Der Tod seufzte. »Du bestehst also immer noch darauf. Na schön – aber ich habe dich gewarnt. Sehen darfst du sie, aber ich werde nicht zulassen, daß du dich wieder einmischst.«

Der uralte Hain überragte düster den schattigen Gipfel des Hügels. Forral schritt zuversichtlich aus, denn er wußte, daß seine Liebe zu Aurian ihm auch hier einen Weg bahnen würde, so wie sie ihm das Tor Zwischen den Welten geöffnet hatte. Der Tod drängte ihn beiseite – eine unangenehme Berührung, die keine Berührung war, wie das abscheuliche Fehlen jedes Gefühls in einer Narbe. Sie ließ den Schwertkämpfer bis in die Tiefen seiner Seele hinein erzittern. »Wenn du gestattest«, sagte die Erscheinung mit gespielter Höflichkeit. »Die Bäume mögen dich nicht, Forral – deine Gegenwart besudelt ihren geheiligten Schatten, und deine unziemliche Hast beunruhigt sie.«

Die Erscheinung wandte sich dem Wäldchen zu, verbeugte sich dreimal tief, und die Bäume bewegten sich schweigend zur Seite, um einen Pfad zu bilden.
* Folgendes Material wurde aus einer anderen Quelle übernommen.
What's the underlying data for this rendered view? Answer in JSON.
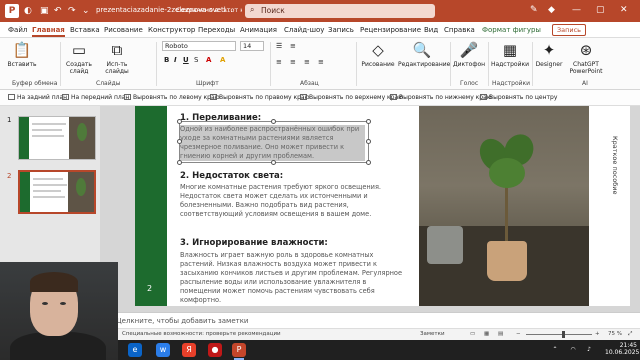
{
  "titlebar": {
    "file_name": "prezentaciazadanie-2zeleznova-svetl...",
    "save_status": "Сохранено в: этот компьютер",
    "search_placeholder": "Поиск",
    "accent": "#b7472a"
  },
  "menu": {
    "tabs": [
      "Файл",
      "Главная",
      "Вставка",
      "Рисование",
      "Конструктор",
      "Переходы",
      "Анимация",
      "Слайд-шоу",
      "Запись",
      "Рецензирование",
      "Вид",
      "Справка",
      "Формат фигуры"
    ],
    "share_label": "Запись"
  },
  "ribbon": {
    "paste_label": "Вставить",
    "clipboard_group": "Буфер обмена",
    "new_slide_label": "Создать слайд",
    "reuse_label": "Исп-ть слайды",
    "slides_group": "Слайды",
    "font_name": "Roboto",
    "font_size": "14",
    "font_group": "Шрифт",
    "paragraph_group": "Абзац",
    "drawing_label": "Рисование",
    "editing_label": "Редактирование",
    "dictate_label": "Диктофон",
    "voice_group": "Голос",
    "addins_label": "Надстройки",
    "addins_group": "Надстройки",
    "designer_label": "Designer",
    "gpt_label": "ChatGPT PowerPoint",
    "ai_group": "AI"
  },
  "context_toolbar": {
    "items": [
      "На задний план",
      "На передний план",
      "Выровнять по левому краю",
      "Выровнять по правому краю",
      "Выровнять по верхнему краю",
      "Выровнять по нижнему краю",
      "Выровнять по центру"
    ]
  },
  "thumbnails": [
    {
      "number": "1"
    },
    {
      "number": "2"
    }
  ],
  "slide": {
    "number": "2",
    "heading1": "1. Переливание:",
    "para1": "Одной из наиболее распространённых ошибок при уходе за комнатными растениями является чрезмерное поливание. Оно может привести к гниению корней и другим проблемам.",
    "heading2": "2. Недостаток света:",
    "para2": "Многие комнатные растения требуют яркого освещения. Недостаток света может сделать их истонченными  и болезненными. Важно подобрать вид растения, соответствующий условиям освещения в вашем доме.",
    "heading3": "3. Игнорирование влажности:",
    "para3": "Влажность играет важную роль в здоровье комнатных растений. Низкая влажность воздуха может привести к засыханию кончиков листьев и другим проблемам. Регулярное распыление воды или использование увлажнителя в помещении может помочь растениям чувствовать себя комфортно.",
    "vertical_text": "Краткое пособие"
  },
  "notes": {
    "placeholder": "Щелкните, чтобы добавить заметки"
  },
  "statusbar": {
    "accessibility": "Специальные возможности: проверьте рекомендации",
    "notes_label": "Заметки",
    "zoom": "75 %"
  },
  "taskbar": {
    "time": "21:45",
    "date": "10.06.2025"
  }
}
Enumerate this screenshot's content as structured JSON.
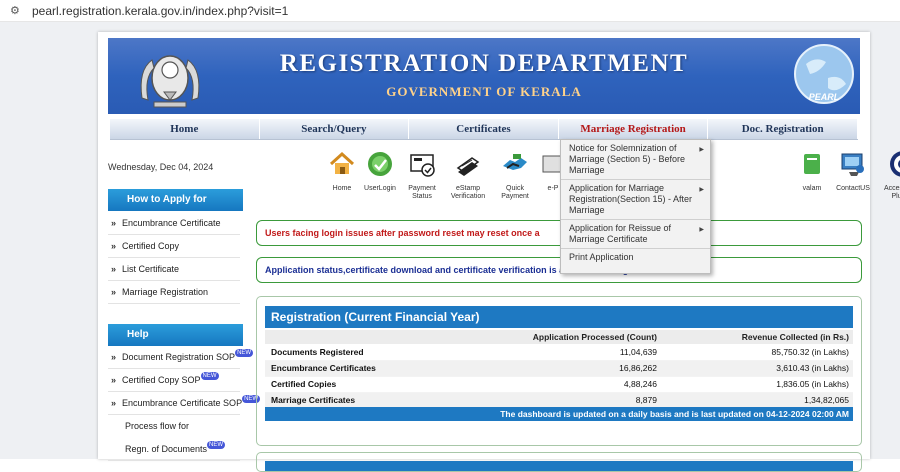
{
  "browser": {
    "url": "pearl.registration.kerala.gov.in/index.php?visit=1"
  },
  "header": {
    "title": "REGISTRATION DEPARTMENT",
    "subtitle": "GOVERNMENT OF KERALA",
    "globe_text": "PEARL"
  },
  "nav": [
    "Home",
    "Search/Query",
    "Certificates",
    "Marriage Registration",
    "Doc. Registration"
  ],
  "date": "Wednesday, Dec 04, 2024",
  "icons": [
    {
      "label": "Home",
      "icon": "house-icon"
    },
    {
      "label": "UserLogin",
      "icon": "user-login-icon"
    },
    {
      "label": "Payment Status",
      "icon": "payment-status-icon"
    },
    {
      "label": "eStamp Verification",
      "icon": "estamp-icon"
    },
    {
      "label": "Quick Payment",
      "icon": "quick-payment-icon"
    },
    {
      "label": "e-P",
      "icon": "e-payment-icon"
    },
    {
      "label": "valam",
      "icon": "valam-icon"
    },
    {
      "label": "ContactUS",
      "icon": "contact-icon"
    },
    {
      "label": "Accessibility Plugins",
      "icon": "accessibility-icon"
    }
  ],
  "how_to_apply": {
    "title": "How to Apply for",
    "items": [
      "Encumbrance Certificate",
      "Certified Copy",
      "List Certificate",
      "Marriage Registration"
    ]
  },
  "help": {
    "title": "Help",
    "items": [
      "Document Registration SOP",
      "Certified Copy SOP",
      "Encumbrance Certificate SOP",
      "Process flow for",
      "Regn. of Documents"
    ],
    "new_badge": "NEW"
  },
  "notices": {
    "login": "Users facing login issues after password reset may reset once a",
    "status": "Application status,certificate download and certificate verification is available through"
  },
  "registration": {
    "title": "Registration (Current Financial Year)",
    "columns": [
      "",
      "Application Processed (Count)",
      "Revenue Collected (in Rs.)"
    ],
    "rows": [
      [
        "Documents Registered",
        "11,04,639",
        "85,750.32 (in Lakhs)"
      ],
      [
        "Encumbrance Certificates",
        "16,86,262",
        "3,610.43 (in Lakhs)"
      ],
      [
        "Certified Copies",
        "4,88,246",
        "1,836.05 (in Lakhs)"
      ],
      [
        "Marriage Certificates",
        "8,879",
        "1,34,82,065"
      ]
    ],
    "footer": "The dashboard is updated on a daily basis and is last updated on 04-12-2024 02:00 AM"
  },
  "dropdown": [
    "Notice for Solemnization of Marriage (Section 5) - Before Marriage",
    "Application for Marriage Registration(Section 15) - After Marriage",
    "Application for Reissue of Marriage Certificate",
    "Print Application"
  ],
  "colors": {
    "banner_blue": "#2f63bd",
    "nav_active": "#b41818",
    "table_header": "#1e79c2",
    "notice_border": "#3b9a3b"
  }
}
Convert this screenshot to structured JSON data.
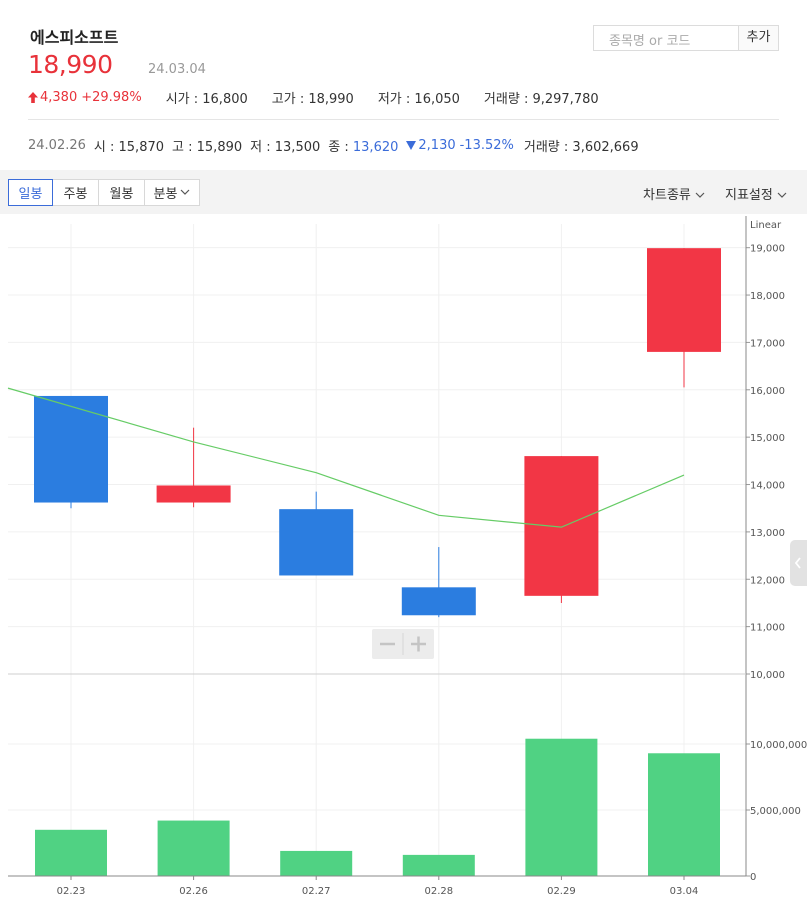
{
  "stock": {
    "name": "에스피소프트",
    "price": "18,990",
    "date": "24.03.04",
    "change": "4,380",
    "change_pct": "+29.98%",
    "open_label": "시가",
    "open": "16,800",
    "high_label": "고가",
    "high": "18,990",
    "low_label": "저가",
    "low": "16,050",
    "volume_label": "거래량",
    "volume": "9,297,780"
  },
  "search": {
    "placeholder": "종목명 or 코드",
    "add_label": "추가"
  },
  "prev": {
    "date": "24.02.26",
    "open_label": "시",
    "open": "15,870",
    "high_label": "고",
    "high": "15,890",
    "low_label": "저",
    "low": "13,500",
    "close_label": "종",
    "close": "13,620",
    "change": "2,130",
    "change_pct": "-13.52%",
    "volume_label": "거래량",
    "volume": "3,602,669"
  },
  "tabs": [
    "일봉",
    "주봉",
    "월봉",
    "분봉"
  ],
  "active_tab": "일봉",
  "tools": {
    "chart_type": "차트종류",
    "indicator": "지표설정"
  },
  "colors": {
    "up": "#f23645",
    "down": "#2b7de0",
    "volume": "#50d283",
    "ma": "#66cc66",
    "accent": "#3b6cd9"
  },
  "chart_data": {
    "type": "candlestick",
    "scale": "Linear",
    "categories": [
      "02.23",
      "02.26",
      "02.27",
      "02.28",
      "02.29",
      "03.04"
    ],
    "ohlc": [
      {
        "open": 15870,
        "high": 15870,
        "low": 13500,
        "close": 13620
      },
      {
        "open": 13620,
        "high": 15200,
        "low": 13520,
        "close": 13980
      },
      {
        "open": 13480,
        "high": 13850,
        "low": 12080,
        "close": 12080
      },
      {
        "open": 11830,
        "high": 12680,
        "low": 11200,
        "close": 11240
      },
      {
        "open": 11650,
        "high": 14600,
        "low": 11500,
        "close": 14600
      },
      {
        "open": 16800,
        "high": 18990,
        "low": 16050,
        "close": 18990
      }
    ],
    "moving_average": [
      15650,
      14900,
      14250,
      13350,
      13100,
      14200
    ],
    "volume": [
      3500000,
      4200000,
      1900000,
      1600000,
      10400000,
      9297780
    ],
    "price_axis": {
      "ylim": [
        10000,
        19500
      ],
      "ticks": [
        "10,000",
        "11,000",
        "12,000",
        "13,000",
        "14,000",
        "15,000",
        "16,000",
        "17,000",
        "18,000",
        "19,000"
      ]
    },
    "volume_axis": {
      "ylim": [
        0,
        15000000
      ],
      "ticks": [
        "0",
        "5,000,000",
        "10,000,000"
      ]
    }
  }
}
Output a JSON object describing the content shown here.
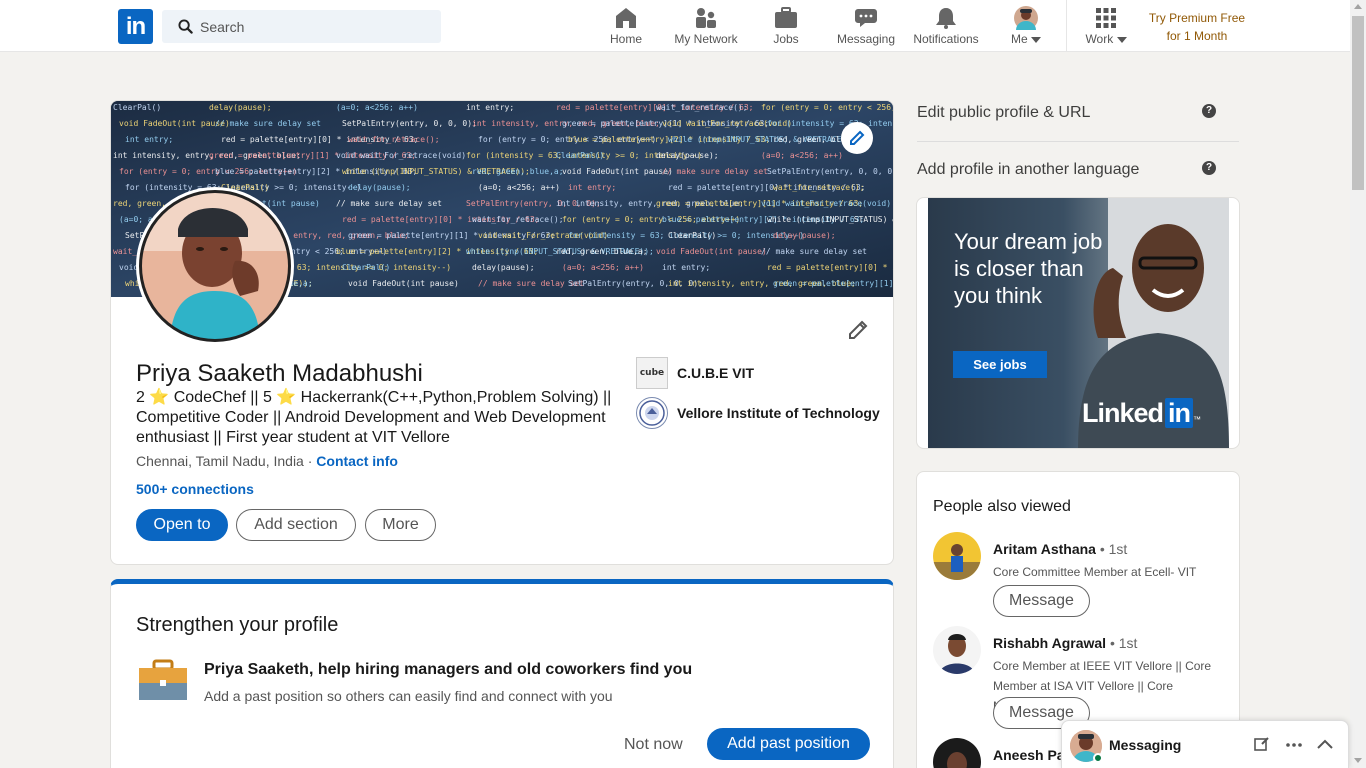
{
  "nav": {
    "logo": "in",
    "search_placeholder": "Search",
    "items": [
      {
        "label": "Home",
        "icon": "home-icon"
      },
      {
        "label": "My Network",
        "icon": "network-icon"
      },
      {
        "label": "Jobs",
        "icon": "briefcase-icon"
      },
      {
        "label": "Messaging",
        "icon": "messaging-icon"
      },
      {
        "label": "Notifications",
        "icon": "bell-icon"
      },
      {
        "label": "Me",
        "icon": "avatar"
      },
      {
        "label": "Work",
        "icon": "grid-icon"
      }
    ],
    "premium": "Try Premium Free for 1 Month",
    "premium_line1": "Try Premium Free",
    "premium_line2": "for 1 Month"
  },
  "profile": {
    "name": "Priya Saaketh Madabhushi",
    "headline": "2 ⭐ CodeChef || 5 ⭐ Hackerrank(C++,Python,Problem Solving) || Competitive Coder || Android Development and Web Development enthusiast || First year student at VIT Vellore",
    "location": "Chennai, Tamil Nadu, India",
    "separator": "·",
    "contact": "Contact info",
    "connections": "500+ connections",
    "buttons": {
      "open_to": "Open to",
      "add_section": "Add section",
      "more": "More"
    },
    "orgs": [
      {
        "name": "C.U.B.E VIT",
        "logo_text": "cube"
      },
      {
        "name": "Vellore Institute of Technology"
      }
    ],
    "banner_code": [
      "ClearPal()",
      "void FadeOut(int pause)",
      "int entry;",
      "int intensity, entry, red, green, blue;",
      "for (entry = 0; entry < 256; entry++)",
      "for (intensity = 63; intensity >= 0; intensity--)",
      "red, green, blue,a;",
      "(a=0; a<256; a++)",
      "SetPalEntry(entry, 0, 0, 0);",
      "wait_for_retrace();",
      "void wait_For_retrace(void)",
      "while ((inp(INPUT_STATUS) & VRETRACE));",
      "delay(pause);",
      "// make sure delay set",
      "red = palette[entry][0] * intensity / 63;",
      "green = palette[entry][1] * intensity / 63;",
      "blue = palette[entry][2] * intensity / 63;"
    ]
  },
  "strengthen": {
    "title": "Strengthen your profile",
    "heading": "Priya Saaketh, help hiring managers and old coworkers find you",
    "sub": "Add a past position so others can easily find and connect with you",
    "not_now": "Not now",
    "add_past": "Add past position"
  },
  "sidebar": {
    "edit_public": "Edit public profile & URL",
    "add_language": "Add profile in another language",
    "help": "?",
    "ad": {
      "text": "Your dream job is closer than you think",
      "button": "See jobs",
      "brand_word": "Linked",
      "brand_in": "in",
      "tm": "™"
    },
    "pav": {
      "title": "People also viewed",
      "people": [
        {
          "name": "Aritam Asthana",
          "degree": "• 1st",
          "desc": "Core Committee Member at Ecell- VIT"
        },
        {
          "name": "Rishabh Agrawal",
          "degree": "• 1st",
          "desc": "Core Member at IEEE VIT Vellore || Core Member at ISA VIT Vellore || Core Member..."
        },
        {
          "name": "Aneesh Par",
          "degree": "",
          "desc": ""
        }
      ],
      "message": "Message"
    }
  },
  "messaging": {
    "label": "Messaging"
  },
  "colors": {
    "brand": "#0a66c2",
    "premium": "#915907",
    "online": "#057642"
  }
}
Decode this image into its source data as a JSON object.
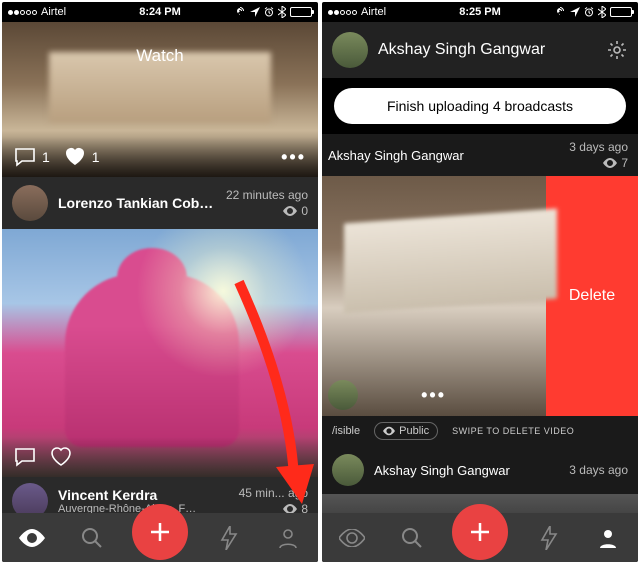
{
  "left": {
    "status": {
      "carrier": "Airtel",
      "time": "8:24 PM"
    },
    "title": "Watch",
    "top_video": {
      "comments": 1,
      "likes": 1
    },
    "item1": {
      "name": "Lorenzo Tankian Cob…",
      "time": "22 minutes ago",
      "views": 0
    },
    "item2": {
      "name": "Vincent Kerdra",
      "sub": "Auvergne-Rhône-Alpes, F…",
      "time": "45 min... ago",
      "views": 8
    }
  },
  "right": {
    "status": {
      "carrier": "Airtel",
      "time": "8:25 PM"
    },
    "profile_name": "Akshay Singh Gangwar",
    "banner": "Finish uploading 4 broadcasts",
    "item1": {
      "name": "Akshay Singh Gangwar",
      "time": "3 days ago",
      "views": 7
    },
    "delete_label": "Delete",
    "visibility": {
      "short": "/isible",
      "public": "Public",
      "hint": "SWIPE TO DELETE VIDEO"
    },
    "item2": {
      "name": "Akshay Singh Gangwar",
      "time": "3 days ago"
    }
  }
}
Forral, der dem Tod vorsichtig folgte, konnte beinahe jenseits aller Hörbarkeit das raschelnde Murmeln ihres Zorns wahrnehmen, als sie unter den dichten Ästen hindurchschritten. Der Schwertkämpfer legte die Erinnerung an Aurian wie einen Schild um sein Herz und sagte sich immer wieder, daß er keine Angst hatte.

Der Teich im Herzen des Wäldchens war genau so, wie Forral ihn in Erinnerung hatte. Umgeben von weichem Moos lag er ganz still da – schweigsam und feierlich in seiner ehrfurchtgebietenden Macht, alle Welten des Sterblichen Universums in seinen sternenübersäten Tiefen geborgen. Der Schwertkämpfer trat ungeduldig vor. Er hatte schon vor langer Zeit begriffen, daß er, wenn er die Wasser des Brunnens der Seelen berührte, seinen Schatten in Aurians Welt wenden konnte.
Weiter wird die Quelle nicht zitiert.